The assumption of the politicians is that "accurate" means "lowering." The second part of the sentence undercuts the first: The intention is to look for a "technical" ideological gloss for moving ahead on the bi-partisan attack on social programs, particularly Social Security. Not surprisingly, Boskin’s doctrine led him to pro<->pose a one-third cut in the rate of adjustment for 1996 (a 1.1 percentage points reduction from 3.3%).
Substitutionism is really about downward mobility – declining living standards. The issue should be dealt with by adopting an opposite perspective: elaborating policies to increase the CPI. The proposal to reduce the adjustment, on the other hand, leads to a new spiral in which low-income pensioners "substitute" downward, while the Boskins of the world have new opportunities to secure lucrative upwardly-adjusted consulting fees to participate in new commissions that call for new reductions.
That road leads toward elimination of the CPI and ultimately Social Security itself, in which case the aged can substitute the soup kitchens of the Salvation Army, the homeless shelters and the emergency wards.

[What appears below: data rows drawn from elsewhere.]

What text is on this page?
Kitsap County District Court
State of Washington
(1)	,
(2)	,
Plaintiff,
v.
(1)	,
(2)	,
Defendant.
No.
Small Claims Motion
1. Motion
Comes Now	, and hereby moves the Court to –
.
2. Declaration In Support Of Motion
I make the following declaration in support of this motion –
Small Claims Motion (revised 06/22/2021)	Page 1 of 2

The larger issue is not a technical, but a political one: passing the costs of meeting corporate economic agendas onto the backs of retirees and workers. In the United States, the reduction of social expenditures has been deeper than in other advanced capitalist countries, in large part because of the atrophy of the trade unions and other social movements and the absence of a political party representing working people’s interests.
Up through the Reagan administration, the Social Security system was thought to be impregnable, an institution that even the most rancid reactionary would desist from attacking for fear of electoral retribution. The fact that this has changed signals an open season on all social programs.